Le charisme est mort, vive l'éthos!
L'éthos, l’arme de la crédibilité.
Bonjour les escrimeurs oratoires !
L'infolettre du jour est la suite directe de la précédente intitulée « Le charisme n'existe pas ! » Si vous avez découvert Débattre récemment, je vous conseille d'en prendre d'abord connaissance afin de mieux pouvoir utiliser celle d'aujourd'hui.
La voici.
En garde, que la leçon commence.
L’éthos vous précède !
Ceux qui ne vous connaissent pas ont déjà une opinion sur vous !
Avant même de parler, votre auditoire, s'est déjà forgé une opinion à votre sujet. Ceux qui vous connaissent déjà ont forgé cette opinion sur des réalités concrètes, quand les autres convoquent, votre réputation, les on-dit ou les stéréotypes.
Votre âge, votre genre, votre rang hiérarchique, votre statut professionnel, votre apparence physique… Autant d’éléments qui influencent l’idée que l’on se fait de vous, avant même que vous ne soyez entrés dans la pièce et n’ayez prononcé le moindre mot. Votre prise de parole est colorée par : les traces numériques que vous avez laissées sur LinkedIn ou Instagram, vos emplois précédents, vos prises de parole précédentes, ce que la presse locale a dit de vous récemment, ce que vos collaborateurs disent de vous à l'extérieur de l'entreprise…

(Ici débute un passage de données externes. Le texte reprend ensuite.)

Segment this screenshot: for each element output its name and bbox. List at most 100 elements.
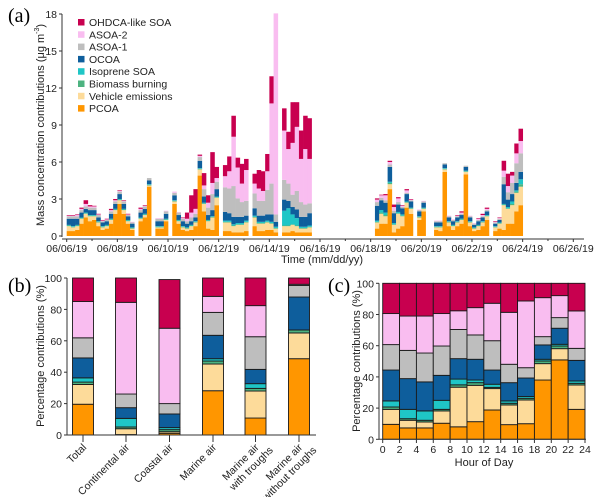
series-biomass-burning-segment [206,220,211,222]
series-vehicle-emissions-segment [155,227,160,229]
panel-b-x-tick-label: Total [65,442,89,466]
series-isoprene-soa-segment [391,223,397,225]
series-biomass-burning-segment [104,225,110,227]
series-vehicle-emissions-segment [252,217,258,227]
panel-c-bar-asoa-2 [449,310,468,330]
series-asoa-2-segment [210,182,215,195]
series-asoa-2-segment [294,126,300,191]
series-ocoa-segment [163,213,169,219]
series-asoa-1-segment [383,200,388,203]
series-asoa-2-segment [472,223,477,224]
series-vehicle-emissions-segment [298,228,304,233]
series-biomass-burning-segment [438,226,443,228]
series-ocoa-segment [96,217,101,222]
series-biomass-burning-segment [252,216,258,218]
series-ocoa-segment [434,222,439,227]
series-vehicle-emissions-segment [104,226,110,229]
panel-c-bar-asoa-2 [483,302,502,342]
series-ocoa-segment [467,217,473,222]
series-asoa-1-segment [214,181,220,190]
panel-c-bar-vehicle-emissions [517,399,535,425]
series-biomass-burning-segment [159,226,165,228]
series-isoprene-soa-segment [70,226,76,227]
series-biomass-burning-segment [142,214,148,216]
series-vehicle-emissions-segment [125,221,131,224]
series-isoprene-soa-segment [239,223,245,225]
series-biomass-burning-segment [472,227,477,229]
series-isoprene-soa-segment [159,226,165,227]
series-ohdca-like-soa-segment [92,205,97,207]
panel-b-x-tick-label-line: Marine air [178,441,220,483]
series-ocoa-segment [459,215,464,219]
panel-c-bar-vehicle-emissions [500,404,519,426]
series-isoprene-soa-segment [434,226,439,227]
series-ohdca-like-soa-segment [383,194,388,196]
series-asoa-2-segment [96,214,101,216]
series-asoa-2-segment [121,200,127,202]
series-biomass-burning-segment [125,220,131,222]
panel-b-bar-pcoa [244,417,267,436]
panel-c-bar-vehicle-emissions [415,421,434,429]
series-asoa-2-segment [290,142,296,195]
series-vehicle-emissions-segment [235,224,241,233]
series-asoa-2-segment [286,149,291,184]
series-asoa-1-segment [83,206,89,209]
legend-swatch-biomass-burning [78,80,85,87]
series-pcoa-segment [294,232,300,236]
series-vehicle-emissions-segment [83,213,89,218]
panel-b-bar-ohdca-like-soa [288,277,310,285]
series-vehicle-emissions-segment [408,208,414,214]
panel-c-bar-pcoa [432,422,451,440]
series-biomass-burning-segment [408,208,414,209]
series-asoa-1-segment [163,211,169,214]
series-biomass-burning-segment [417,216,422,218]
series-biomass-burning-segment [184,227,190,229]
series-isoprene-soa-segment [480,221,486,222]
panel-c-bar-pcoa [517,423,535,440]
series-vehicle-emissions-segment [146,185,152,187]
series-asoa-1-segment [197,157,203,161]
panel-c-bar-vehicle-emissions [567,384,586,410]
panel-a-x-tick-label: 06/26/19 [553,243,594,255]
panel-c-bar-pcoa [500,424,519,440]
series-vehicle-emissions-segment [176,221,182,224]
series-pcoa-segment [404,207,410,236]
series-pcoa-segment [222,231,228,236]
series-vehicle-emissions-segment [197,169,203,176]
series-asoa-2-segment [79,208,84,211]
series-asoa-1-segment [438,221,443,223]
series-ohdca-like-soa-segment [222,165,228,177]
panel-b-y-tick-label: 40 [50,367,62,379]
series-ohdca-like-soa-segment [510,171,515,176]
series-ohdca-like-soa-segment [497,217,502,219]
series-ocoa-segment [201,196,207,203]
series-isoprene-soa-segment [252,215,258,217]
panel-b-bar-vehicle-emissions [115,428,137,435]
series-ocoa-segment [176,215,182,220]
series-ocoa-segment [501,184,507,204]
series-asoa-2-segment [459,212,464,214]
panel-c-bar-asoa-1 [567,347,586,361]
panel-c-x-tick-label: 16 [512,444,524,456]
panel-c-bar-asoa-1 [415,352,434,383]
panel-c-bar-vehicle-emissions [382,408,401,425]
panel-b-x-tick-label: Marine air [178,441,220,483]
series-vehicle-emissions-segment [130,228,135,230]
series-asoa-1-segment [108,211,114,214]
series-ohdca-like-soa-segment [282,108,287,131]
series-asoa-2-segment [197,155,203,158]
series-ocoa-segment [142,208,148,214]
series-vehicle-emissions-segment [450,226,456,230]
panel-c-bar-isoprene-soa [415,410,434,421]
series-asoa-2-segment [100,220,105,222]
panel-c-bar-vehicle-emissions [533,363,552,381]
series-isoprene-soa-segment [260,221,266,224]
series-isoprene-soa-segment [197,168,203,169]
panel-a-y-axis-title-sup: -3 [34,28,41,34]
series-pcoa-segment [239,232,245,236]
series-biomass-burning-segment [294,225,300,227]
series-ocoa-segment [387,166,393,182]
series-isoprene-soa-segment [303,226,308,228]
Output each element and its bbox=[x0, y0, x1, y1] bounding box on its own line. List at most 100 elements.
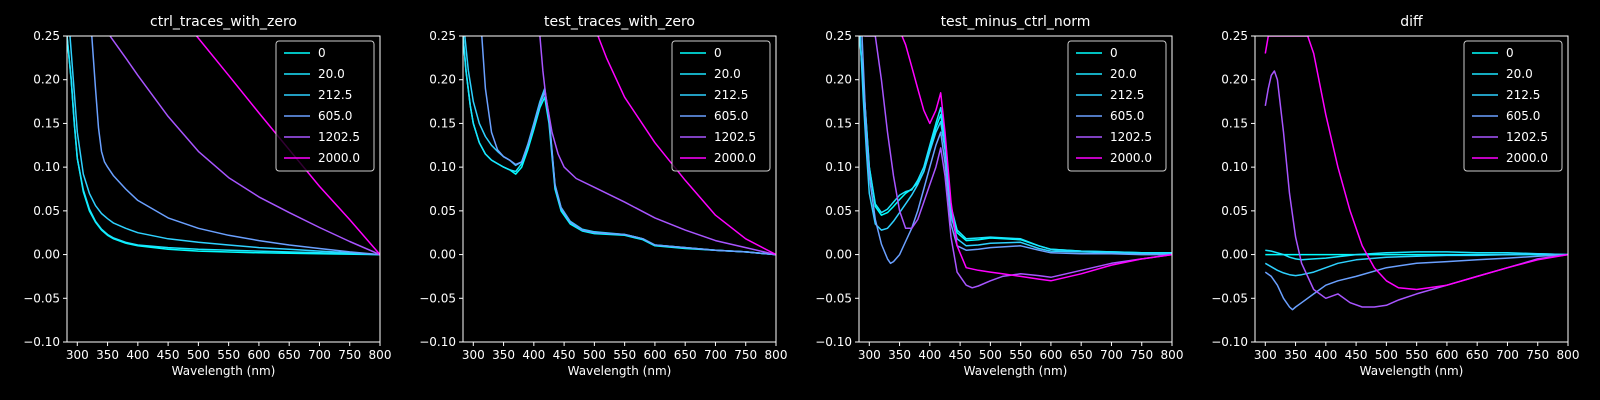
y-tick-label: 0.25 bbox=[1221, 29, 1248, 43]
y-tick-label: 0.10 bbox=[429, 160, 456, 174]
y-axis: −0.10 −0.05 0.00 0.05 0.10 0.15 0.20 0.25 bbox=[815, 29, 859, 349]
plot-frame bbox=[66, 35, 381, 343]
legend-label: 20.0 bbox=[318, 67, 345, 81]
x-tick-label: 500 bbox=[1375, 348, 1398, 362]
legend-label: 605.0 bbox=[1110, 109, 1144, 123]
x-tick-label: 650 bbox=[674, 348, 697, 362]
legend-label: 605.0 bbox=[714, 109, 748, 123]
legend-label: 212.5 bbox=[714, 88, 748, 102]
x-tick-label: 700 bbox=[308, 348, 331, 362]
x-tick-label: 800 bbox=[1161, 348, 1184, 362]
legend-label: 0 bbox=[1110, 46, 1118, 60]
x-axis: 300 350 400 450 500 550 600 650 700 750 800 bbox=[1254, 342, 1580, 362]
legend-label: 0 bbox=[318, 46, 326, 60]
plot-frame bbox=[462, 35, 777, 343]
x-tick-label: 600 bbox=[1435, 348, 1458, 362]
y-tick-label: 0.15 bbox=[429, 116, 456, 130]
y-tick-label: 0.20 bbox=[429, 73, 456, 87]
x-tick-label: 750 bbox=[734, 348, 757, 362]
legend-label: 20.0 bbox=[1506, 67, 1533, 81]
x-tick-label: 600 bbox=[643, 348, 666, 362]
panels: ctrl_traces_with_zero 300 350 400 450 500 550 6… bbox=[23, 14, 1579, 378]
y-tick-label: 0.00 bbox=[1221, 248, 1248, 262]
x-tick-label: 650 bbox=[278, 348, 301, 362]
x-tick-label: 500 bbox=[979, 348, 1002, 362]
y-tick-label: −0.10 bbox=[23, 335, 60, 349]
y-tick-label: 0.05 bbox=[1221, 204, 1248, 218]
chart-panel-4: diff 300 350 400 450 500 550 600 650 700 750 800 −0.… bbox=[1211, 14, 1579, 378]
x-axis-label: Wavelength (nm) bbox=[172, 364, 276, 378]
x-tick-label: 700 bbox=[704, 348, 727, 362]
plot-frame bbox=[858, 35, 1173, 343]
series-line-4 bbox=[91, 36, 380, 256]
y-tick-label: 0.10 bbox=[33, 160, 60, 174]
chart-title: ctrl_traces_with_zero bbox=[150, 14, 297, 30]
y-tick-label: 0.10 bbox=[1221, 160, 1248, 174]
legend-label: 2000.0 bbox=[714, 151, 756, 165]
x-tick-label: 400 bbox=[522, 348, 545, 362]
legend: 0 20.0 212.5 605.0 1202.5 2000.0 bbox=[1463, 40, 1563, 172]
x-tick-label: 800 bbox=[369, 348, 392, 362]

Ah, enfin une jeune femme à ce poste ! Pas assez expérimentée, la gamine… Il a suivi le même cursus universitaire que moi ! Je ne me laisserai jamais manager par quelqu'un qui ne sait pas assortir sa cravate à sa chemise ! Il paraît que ce n'est pas un orateur terrible ! Je dévore ces infolettres, chaque jeudi matin, ce mec est un génie !
Voilà le type de jugement qui vous précède. Inévitablement.
Cet éthos, que l'on pourrait qualifier de préalable, peut donc être un atout ou un handicap. Et l’erreur serait d’en ignorer l’existence. Mieux vaut en avoir pleinement conscience et décider d’en jouer, de le déconstruire ou de le confirmer, selon votre stratégie.
Avant même de prendre la parole, vous devez avoir une idée claire de l’image que vous renvoyez, des stéréotypes qui peuvent jouer en votre faveur ou contre vous. Et c’est précisément en intégrant ces données que vous pourrez déployer un éthos réfléchi, construit et adapté.
La première étape de la construction d'un éthos solide et favorable réside dans la lucidité que l'on a de l'image que l'on projette. Il est indispensable de savoir l'effet que l'on fait !
Votre éthos est à la merci du biais de confirmation.
Si vous avez la réputation d'être un orateur plutôt éloquent et que votre prise de parole du jour est plutôt catastrophique, alors on dira sans doute que vous n'étiez pas très en forme, et que la fatigue explique votre piètre performance rhétorique.
Si au contraire vous avez la réputation d'être un piètre orateur, il vous faudra être excellentissime durant plusieurs interventions à la suite pour que votre réputation se retourne.
Conseil vital pour tous les apprentis orateurs : on n’achète jamais la mansuétude de son auditoire.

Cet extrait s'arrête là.